My connection to antfarm really started earlier than the day I ran into Heath. The previous summer, I had gone to the North Carolina Museum of Art to check out the NC Artists’ Exhibition, a triennial show that is considered by artists as one of the top juried shows in the state. I roamed the exhibit and a set of paintings appealed to me; they were made by Brad Watkins, a 22-year-old artist from Raleigh and graduate of NC State’s School of Design. Being 24 at the time, and a design school grad myself, I thought, “Man, if you don’t get started making paintings now, you never will. You WILL be in the next show, three years from now.” By the spring semester of 1994, I was enrolled in painting class at the University of North Carolina in Chapel Hill with Marvin Saltzman. Under his guidance, I worked six hours a day and produced my first set of canvases. By semester’s end, I had realized my passion for paint and was eager to find an environment to continue.
A week after finishing the class was when I ran into Heath at the City Gallery. We walked into antfarm and I got my first look around. I thought to myself, “WOW! I could make ANYthing here.” The old brick walls and rough plank floors, the volume inside the space just had that kind of electric creative energy that lends itself to making things. I knew I had to be a part of this, it was perfect in so many ways. And to make things more complete, Brad Watkins, the guy whose paintings in the art museum had sparked my start, was a founding and current member! I bugged Brad, Heath, Chris Alexander, and Paul Rodriguez almost daily for a month to let me in. They did.
“…the space just had that kind of electric creative energy that lends itself to making things. I knew I had to be a part of this, it was perfect in so many ways.”
In June of 1994, I moved my things in, got my space set up, and began to learn the ropes of the place. What appealed to me most about the organization was that there was no hierarchy, no leader; everyone had equal say in the group, no matter how long they’d been there. We spent our days and nights on our work. In the winter, we’d stoke the fire in the woodstove. There was something magical about that thing. Chris used to build fires so hot that the outside of the stove would glow red. One time Heath threw a sculpture made of paper in the woodstove and filled the whole upstairs with smoke, trying to extract the thing. That was a turning point in his work. I had a system of buckets around my desk to catch water. Many times while driving through town, if it started raining, I would turn the car around and head to antfarm to set up the buckets.
We discussed creativity, art, design, politics. Everything. We fought over what music to play and had a blast, laughing all the time. Members had to move on; more great people joined after the group interviewed them and agreed that they would be good for antfarm, and antfarm for them. Every December, we would transform our working studio (and all its mess) into a show of our work. The party was always a great time.
“I always gave the same answer when new people moved their things in and started asking questions about how or what to do. I’d simply say, ‘antfarm is yours.'”
Summer of 1996 brought the selection process for the NC Artists’ Exhibition at the North Carolina Museum of Art.
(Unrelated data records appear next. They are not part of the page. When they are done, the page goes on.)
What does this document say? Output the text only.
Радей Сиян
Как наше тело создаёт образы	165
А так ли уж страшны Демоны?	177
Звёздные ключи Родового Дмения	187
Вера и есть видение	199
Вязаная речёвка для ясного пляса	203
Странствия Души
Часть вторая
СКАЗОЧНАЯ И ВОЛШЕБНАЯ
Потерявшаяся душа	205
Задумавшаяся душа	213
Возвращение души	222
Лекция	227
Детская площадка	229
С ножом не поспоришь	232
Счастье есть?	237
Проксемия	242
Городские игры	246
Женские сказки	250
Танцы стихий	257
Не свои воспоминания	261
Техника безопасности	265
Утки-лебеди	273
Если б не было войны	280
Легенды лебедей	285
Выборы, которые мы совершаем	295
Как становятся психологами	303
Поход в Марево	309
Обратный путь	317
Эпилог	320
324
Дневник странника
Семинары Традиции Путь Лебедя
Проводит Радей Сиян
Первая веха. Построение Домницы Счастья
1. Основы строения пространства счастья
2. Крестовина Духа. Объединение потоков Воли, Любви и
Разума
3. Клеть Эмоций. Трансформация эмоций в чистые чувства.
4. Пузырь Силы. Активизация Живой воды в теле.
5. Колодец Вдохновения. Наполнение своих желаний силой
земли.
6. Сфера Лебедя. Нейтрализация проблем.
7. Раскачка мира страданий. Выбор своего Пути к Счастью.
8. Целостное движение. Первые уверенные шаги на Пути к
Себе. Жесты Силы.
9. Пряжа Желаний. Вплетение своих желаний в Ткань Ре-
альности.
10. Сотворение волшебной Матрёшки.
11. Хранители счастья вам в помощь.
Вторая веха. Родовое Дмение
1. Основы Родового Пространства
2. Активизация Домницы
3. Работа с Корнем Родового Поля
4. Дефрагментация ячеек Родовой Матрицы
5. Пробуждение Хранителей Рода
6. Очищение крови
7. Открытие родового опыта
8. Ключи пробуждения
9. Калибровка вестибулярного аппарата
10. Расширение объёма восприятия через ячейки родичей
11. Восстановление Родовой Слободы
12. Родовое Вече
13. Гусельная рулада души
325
Elizabeth Hauser (EJ) and I were selected for a studio visit from the curator. About a month after our visits, all of antfarm, including those who were not selected, gathered to watch EJ and me open the letters that would tell us if we were going to be in the show. Both of us were selected. I had realized my dream from three years earlier.
It was no surprise on December 31, 1999, with parties going on all over, that so many of us gathered on the roof of the antfarm to ring in the new millennium. And blast off some fireworks. Together.
Over the years, as members moved on and new ones joined, I moved from newest to senior member. I always gave the same answer when new people moved their things in and started asking questions about how or what to do. I’d simply say, “antfarm is yours.” Because really, apart from rules such as always locking the door behind you and jiggling the toilet handle so the thing doesn’t run constantly, antfarm is defined solely by the current members and the sum total of their efforts. Their personas. Their work.